The book also features several essays written in response to a posthumous exhibition at UCSC of photographs, videos, and mixed media by artist Hannah Wilke. From the 1970s until 1993, Wilke produced work that examined the body and its representation—culminating with a stark, moving series of photographs of her face and body during her struggle and eventual death from cancer.

“This is a book that tries to take apart easy value judgments that name behaviors as normal or pathological, beautiful or ugly, and voluntary or compulsory,” Moglen noted.

“There's nothing quite like it that is available now,” she added. “The contributors are looking at a range of practices that aren't usually linked: tattooing, cosmetic surgery, life extension technologies, self-cutting. These are hot issues right now, and they are very relevant to people's everyday lives.”

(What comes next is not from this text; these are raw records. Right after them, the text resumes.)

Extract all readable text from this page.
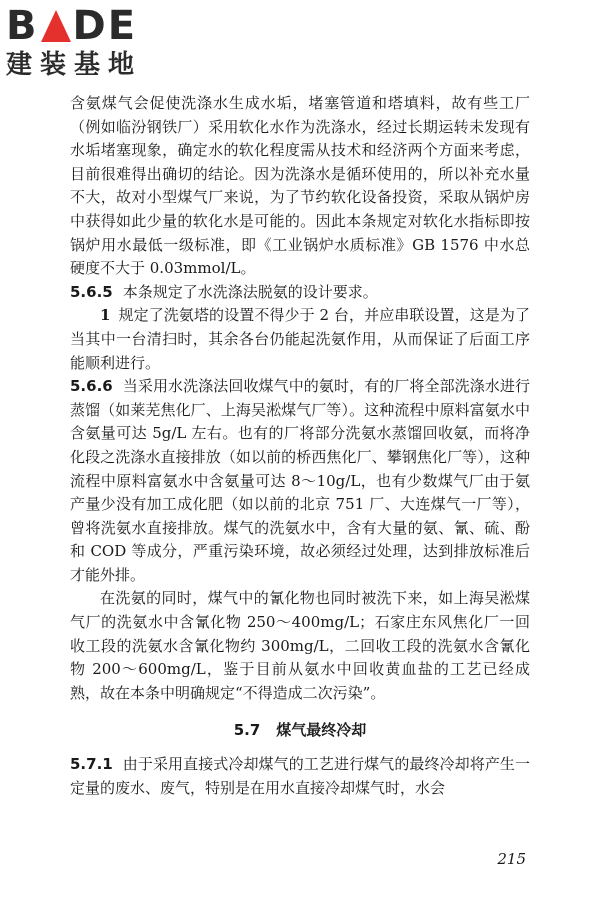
B DE
建装基地

含氨煤气会促使洗涤水生成水垢，堵塞管道和塔填料，故有些工厂（例如临汾钢铁厂）采用软化水作为洗涤水，经过长期运转未发现有水垢堵塞现象，确定水的软化程度需从技术和经济两个方面来考虑，目前很难得出确切的结论。因为洗涤水是循环使用的，所以补充水量不大，故对小型煤气厂来说，为了节约软化设备投资，采取从锅炉房中获得如此少量的软化水是可能的。因此本条规定对软化水指标即按锅炉用水最低一级标准，即《工业锅炉水质标准》GB 1576 中水总硬度不大于 0.03mmol/L。

5.6.5 本条规定了水洗涤法脱氨的设计要求。

1 规定了洗氨塔的设置不得少于 2 台，并应串联设置，这是为了当其中一台清扫时，其余各台仍能起洗氨作用，从而保证了后面工序能顺利进行。

5.6.6 当采用水洗涤法回收煤气中的氨时，有的厂将全部洗涤水进行蒸馏（如莱芜焦化厂、上海吴淞煤气厂等）。这种流程中原料富氨水中含氨量可达 5g/L 左右。也有的厂将部分洗氨水蒸馏回收氨，而将净化段之洗涤水直接排放（如以前的桥西焦化厂、攀钢焦化厂等），这种流程中原料富氨水中含氨量可达 8～10g/L，也有少数煤气厂由于氨产量少没有加工成化肥（如以前的北京 751 厂、大连煤气一厂等），曾将洗氨水直接排放。煤气的洗氨水中，含有大量的氨、氰、硫、酚和 COD 等成分，严重污染环境，故必须经过处理，达到排放标准后才能外排。

在洗氨的同时，煤气中的氰化物也同时被洗下来，如上海吴淞煤气厂的洗氨水中含氰化物 250～400mg/L；石家庄东风焦化厂一回收工段的洗氨水含氰化物约 300mg/L，二回收工段的洗氨水含氰化物 200～600mg/L，鉴于目前从氨水中回收黄血盐的工艺已经成熟，故在本条中明确规定“不得造成二次污染”。

5.7 煤气最终冷却

5.7.1 由于采用直接式冷却煤气的工艺进行煤气的最终冷却将产生一定量的废水、废气，特别是在用水直接冷却煤气时，水会

215
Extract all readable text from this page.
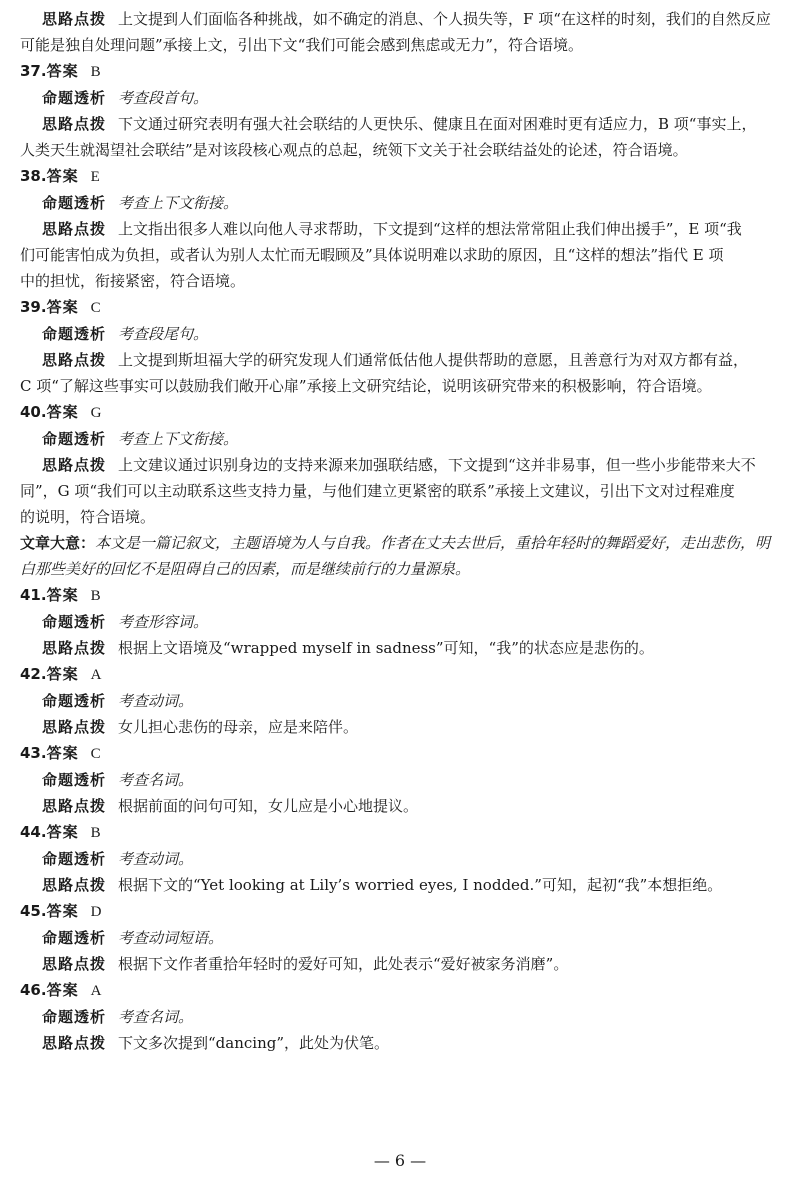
思路点拨 上文提到人们面临各种挑战，如不确定的消息、个人损失等，F 项“在这样的时刻，我们的自然反应
可能是独自处理问题”承接上文，引出下文“我们可能会感到焦虑或无力”，符合语境。
37.答案 B
命题透析 考查段首句。
思路点拨 下文通过研究表明有强大社会联结的人更快乐、健康且在面对困难时更有适应力，B 项“事实上，
人类天生就渴望社会联结”是对该段核心观点的总起，统领下文关于社会联结益处的论述，符合语境。
38.答案 E
命题透析 考查上下文衔接。
思路点拨 上文指出很多人难以向他人寻求帮助，下文提到“这样的想法常常阻止我们伸出援手”，E 项“我
们可能害怕成为负担，或者认为别人太忙而无暇顾及”具体说明难以求助的原因，且“这样的想法”指代 E 项
中的担忧，衔接紧密，符合语境。
39.答案 C
命题透析 考查段尾句。
思路点拨 上文提到斯坦福大学的研究发现人们通常低估他人提供帮助的意愿，且善意行为对双方都有益，
C 项“了解这些事实可以鼓励我们敞开心扉”承接上文研究结论，说明该研究带来的积极影响，符合语境。
40.答案 G
命题透析 考查上下文衔接。
思路点拨 上文建议通过识别身边的支持来源来加强联结感，下文提到“这并非易事，但一些小步能带来大不
同”，G 项“我们可以主动联系这些支持力量，与他们建立更紧密的联系”承接上文建议，引出下文对过程难度
的说明，符合语境。
文章大意：本文是一篇记叙文，主题语境为人与自我。作者在丈夫去世后，重拾年轻时的舞蹈爱好，走出悲伤，明
白那些美好的回忆不是阻碍自己的因素，而是继续前行的力量源泉。
41.答案 B
命题透析 考查形容词。
思路点拨 根据上文语境及“wrapped myself in sadness”可知，“我”的状态应是悲伤的。
42.答案 A
命题透析 考查动词。
思路点拨 女儿担心悲伤的母亲，应是来陪伴。
43.答案 C
命题透析 考查名词。
思路点拨 根据前面的问句可知，女儿应是小心地提议。
44.答案 B
命题透析 考查动词。
思路点拨 根据下文的“Yet looking at Lily’s worried eyes, I nodded.”可知，起初“我”本想拒绝。
45.答案 D
命题透析 考查动词短语。
思路点拨 根据下文作者重拾年轻时的爱好可知，此处表示“爱好被家务消磨”。
46.答案 A
命题透析 考查名词。
思路点拨 下文多次提到“dancing”，此处为伏笔。
— 6 —
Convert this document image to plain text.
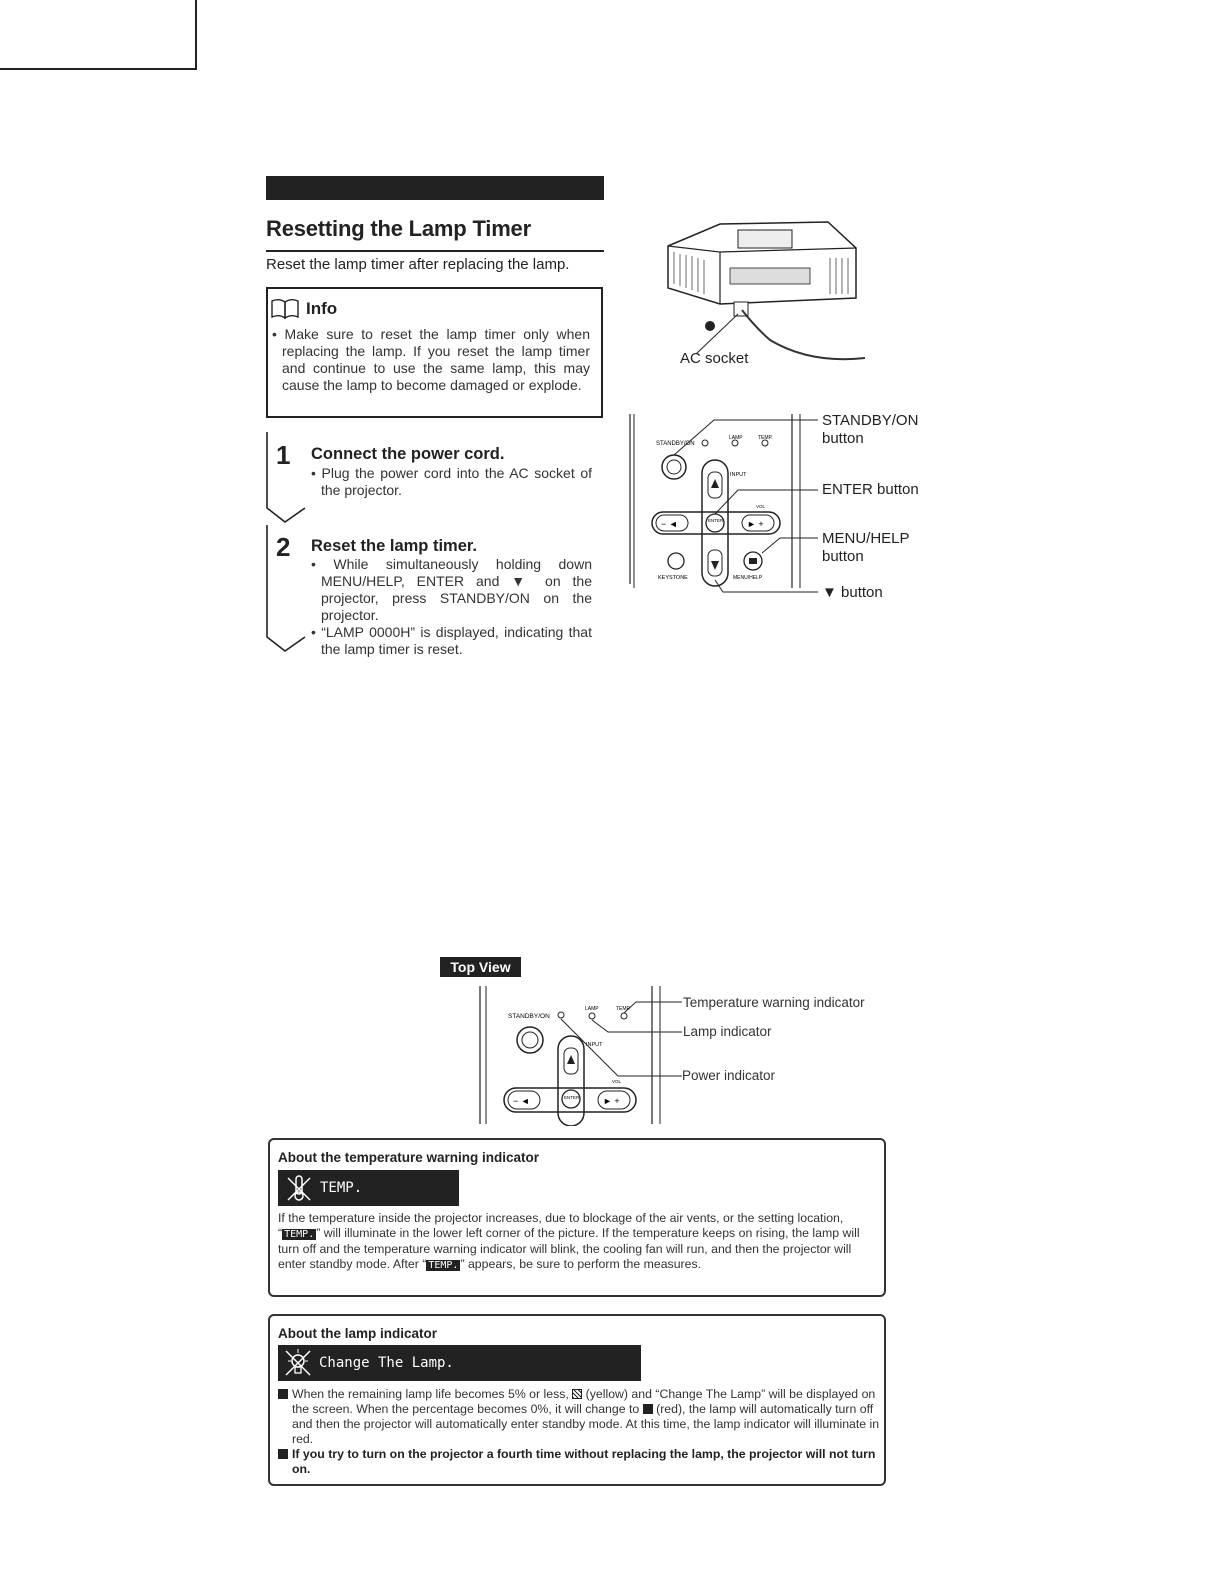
Resetting the Lamp Timer
Reset the lamp timer after replacing the lamp.
Info
• Make sure to reset the lamp timer only when replacing the lamp. If you reset the lamp timer and continue to use the same lamp, this may cause the lamp to become damaged or explode.
1 Connect the power cord.
• Plug the power cord into the AC socket of the projector.
2 Reset the lamp timer.
• While simultaneously holding down MENU/HELP, ENTER and ▼ on the projector, press STANDBY/ON on the projector.
• “LAMP 0000H” is displayed, indicating that the lamp timer is reset.
AC socket
STANDBY/ON
LAMP	TEMP.
− ◄	► +
ENTER
INPUT
VOL
KEYSTONE	MENU/HELP
STANDBY/ON button
ENTER button
MENU/HELP button
▼ button
Top View
STANDBY/ON
LAMP	TEMP.
− ◄	► +
ENTER
INPUT
VOL
Temperature warning indicator
Lamp indicator
Power indicator
About the temperature warning indicator
TEMP.
If the temperature inside the projector increases, due to blockage of the air vents, or the setting location,
“ TEMP. ” will illuminate in the lower left corner of the picture. If the temperature keeps on rising, the lamp will turn off and the temperature warning indicator will blink, the cooling fan will run, and then the projector will enter standby mode. After “ TEMP. ” appears, be sure to perform the measures.
About the lamp indicator
Change The Lamp.
When the remaining lamp life becomes 5% or less, (yellow) and “Change The Lamp” will be displayed on the screen. When the percentage becomes 0%, it will change to (red), the lamp will automatically turn off and then the projector will automatically enter standby mode. At this time, the lamp indicator will illuminate in red.
If you try to turn on the projector a fourth time without replacing the lamp, the projector will not turn on.
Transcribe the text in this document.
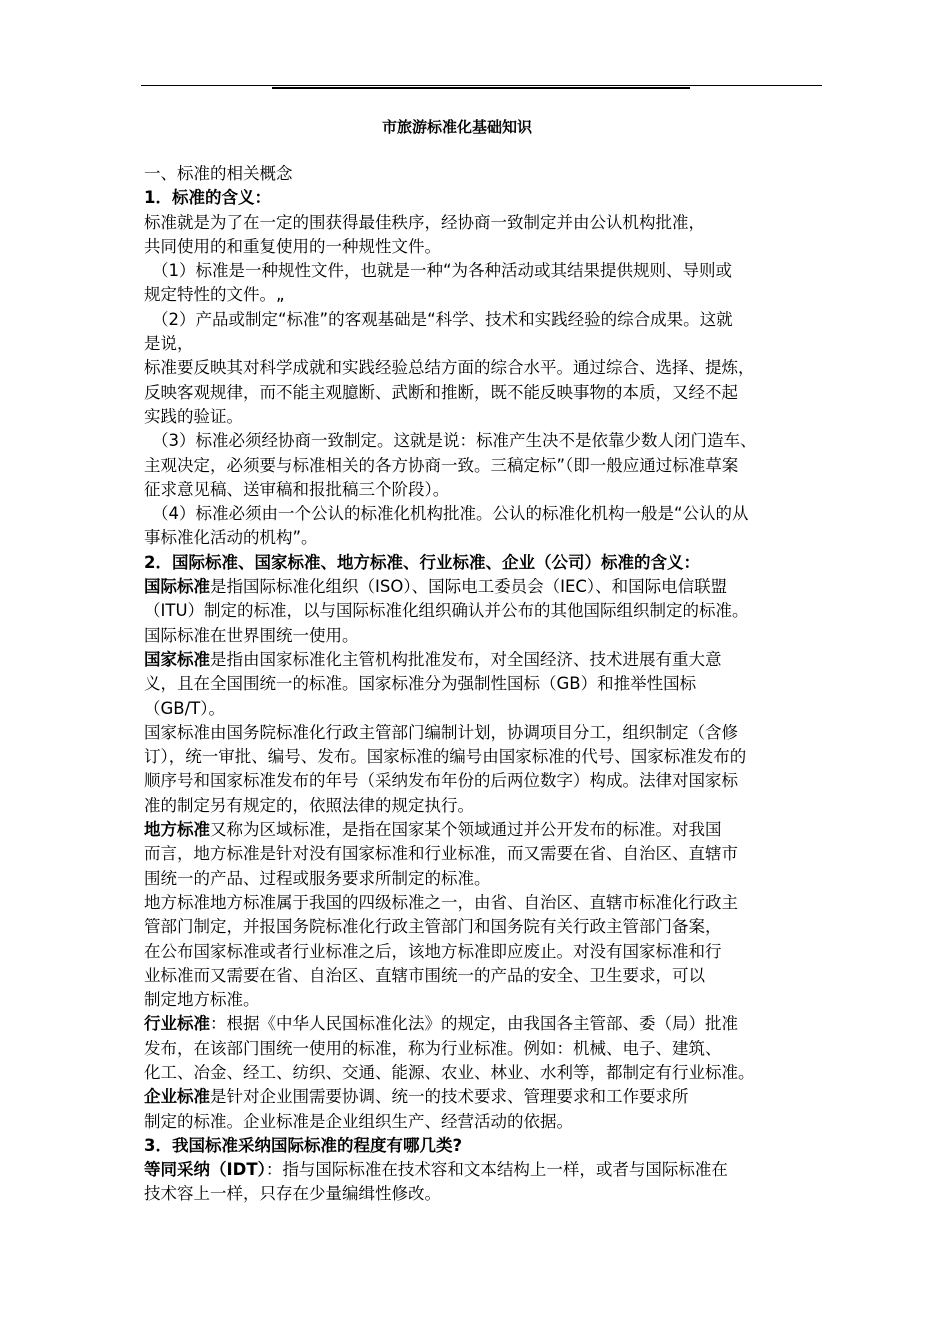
市旅游标准化基础知识
一、标准的相关概念
1．标准的含义：
标准就是为了在一定的围获得最佳秩序，经协商一致制定并由公认机构批准，
共同使用的和重复使用的一种规性文件。
（1）标准是一种规性文件，也就是一种“为各种活动或其结果提供规则、导则或
规定特性的文件。„
（2）产品或制定“标准”的客观基础是“科学、技术和实践经验的综合成果。这就
是说，
标准要反映其对科学成就和实践经验总结方面的综合水平。通过综合、选择、提炼，
反映客观规律，而不能主观臆断、武断和推断，既不能反映事物的本质，又经不起
实践的验证。
（3）标准必须经协商一致制定。这就是说：标准产生决不是依靠少数人闭门造车、
主观决定，必须要与标准相关的各方协商一致。三稿定标”（即一般应通过标准草案
征求意见稿、送审稿和报批稿三个阶段）。
（4）标准必须由一个公认的标准化机构批准。公认的标准化机构一般是“公认的从
事标准化活动的机构”。
2．国际标准、国家标准、地方标准、行业标准、企业（公司）标准的含义：
国际标准是指国际标准化组织（ISO）、国际电工委员会（IEC）、和国际电信联盟
（ITU）制定的标准，以与国际标准化组织确认并公布的其他国际组织制定的标准。
国际标准在世界围统一使用。
国家标准是指由国家标准化主管机构批准发布，对全国经济、技术进展有重大意
义，且在全国围统一的标准。国家标准分为强制性国标（GB）和推举性国标
（GB/T）。
国家标准由国务院标准化行政主管部门编制计划，协调项目分工，组织制定（含修
订），统一审批、编号、发布。国家标准的编号由国家标准的代号、国家标准发布的
顺序号和国家标准发布的年号（采纳发布年份的后两位数字）构成。法律对国家标
准的制定另有规定的，依照法律的规定执行。
地方标准又称为区域标准，是指在国家某个领域通过并公开发布的标准。对我国
而言，地方标准是针对没有国家标准和行业标准，而又需要在省、自治区、直辖市
围统一的产品、过程或服务要求所制定的标准。
地方标准地方标准属于我国的四级标准之一，由省、自治区、直辖市标准化行政主
管部门制定，并报国务院标准化行政主管部门和国务院有关行政主管部门备案，
在公布国家标准或者行业标准之后，该地方标准即应废止。对没有国家标准和行
业标准而又需要在省、自治区、直辖市围统一的产品的安全、卫生要求，可以
制定地方标准。
行业标准：根据《中华人民国标准化法》的规定，由我国各主管部、委（局）批准
发布，在该部门围统一使用的标准，称为行业标准。例如：机械、电子、建筑、
化工、冶金、经工、纺织、交通、能源、农业、林业、水利等，都制定有行业标准。
企业标准是针对企业围需要协调、统一的技术要求、管理要求和工作要求所
制定的标准。企业标准是企业组织生产、经营活动的依据。
3．我国标准采纳国际标准的程度有哪几类?
等同采纳（IDT）：指与国际标准在技术容和文本结构上一样，或者与国际标准在
技术容上一样，只存在少量编缉性修改。
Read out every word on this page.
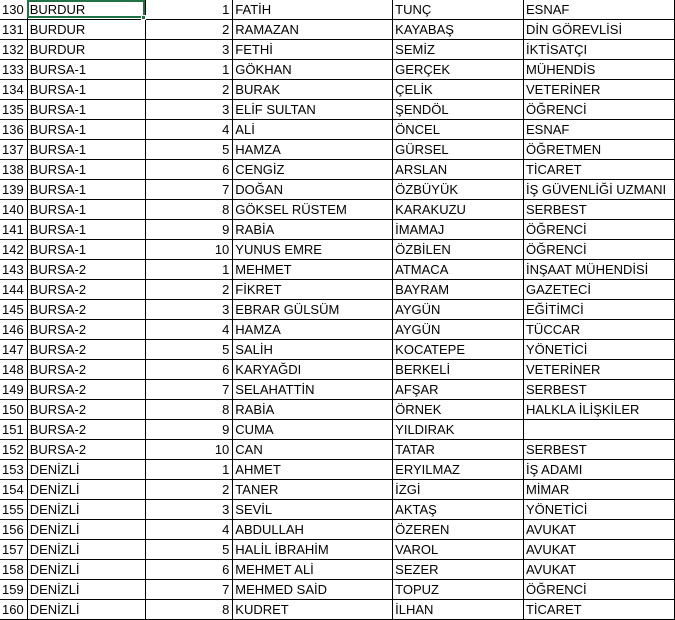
130	BURDUR	1	FATİH	TUNÇ	ESNAF
131	BURDUR	2	RAMAZAN	KAYABAŞ	DİN GÖREVLİSİ
132	BURDUR	3	FETHİ	SEMİZ	İKTİSATÇI
133	BURSA-1	1	GÖKHAN	GERÇEK	MÜHENDİS
134	BURSA-1	2	BURAK	ÇELİK	VETERİNER
135	BURSA-1	3	ELİF SULTAN	ŞENDÖL	ÖĞRENCİ
136	BURSA-1	4	ALİ	ÖNCEL	ESNAF
137	BURSA-1	5	HAMZA	GÜRSEL	ÖĞRETMEN
138	BURSA-1	6	CENGİZ	ARSLAN	TİCARET
139	BURSA-1	7	DOĞAN	ÖZBÜYÜK	İŞ GÜVENLİĞİ UZMANI
140	BURSA-1	8	GÖKSEL RÜSTEM	KARAKUZU	SERBEST
141	BURSA-1	9	RABİA	İMAMAJ	ÖĞRENCİ
142	BURSA-1	10	YUNUS EMRE	ÖZBİLEN	ÖĞRENCİ
143	BURSA-2	1	MEHMET	ATMACA	İNŞAAT MÜHENDİSİ
144	BURSA-2	2	FİKRET	BAYRAM	GAZETECİ
145	BURSA-2	3	EBRAR GÜLSÜM	AYGÜN	EĞİTİMCİ
146	BURSA-2	4	HAMZA	AYGÜN	TÜCCAR
147	BURSA-2	5	SALİH	KOCATEPE	YÖNETİCİ
148	BURSA-2	6	KARYAĞDI	BERKELİ	VETERİNER
149	BURSA-2	7	SELAHATTİN	AFŞAR	SERBEST
150	BURSA-2	8	RABİA	ÖRNEK	HALKLA İLİŞKİLER
151	BURSA-2	9	CUMA	YILDIRAK	
152	BURSA-2	10	CAN	TATAR	SERBEST
153	DENİZLİ	1	AHMET	ERYILMAZ	İŞ ADAMI
154	DENİZLİ	2	TANER	İZGİ	MİMAR
155	DENİZLİ	3	SEVİL	AKTAŞ	YÖNETİCİ
156	DENİZLİ	4	ABDULLAH	ÖZEREN	AVUKAT
157	DENİZLİ	5	HALİL İBRAHİM	VAROL	AVUKAT
158	DENİZLİ	6	MEHMET ALİ	SEZER	AVUKAT
159	DENİZLİ	7	MEHMED SAİD	TOPUZ	ÖĞRENCİ
160	DENİZLİ	8	KUDRET	İLHAN	TİCARET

Bodies in the Making is the second publication of the UC Santa Cruz Institute for Advanced Feminist Research in a series titled “Feminist Provocations,” published by New Pacific Press. For more information, contact the publisher at www.literaryguillotine.com/npp/npphome.html.

 

2005 IAFR Conference
Last fall the UC Santa Cruz Institute for Advanced Feminist Research (IAFR) sponsored  “Bodies in the Making: Transgression and Transformations.” The conference centered on issues that revolve around the fascination and obsession with body modification, exploring the proliferation of transformative practices such as tattooing, piercing, plastic surgery, life extension technologies, aging and disease.

Two exhibitions—“The Rhetoric of the Pose: Rethinking Hannah Wilke” and “Narrative Bodies”—ran in conjunction with the conference.  Curated by Joyce Brodsky and Shelby Graham, “The Rhetoric of the Pose,” featured the works of Hannah Wilke, who’s work culminated in the early 1990s with a stark, moving series of photographs of her face and body during her struggle and eventual death from cancer. “Narrative Bodies,” a juried exhibition of Bay Area artists explored issues of body modification and transformation from tattooing to disease. The exhibition was co-curated by Shelby Graham and Katharine Norwood.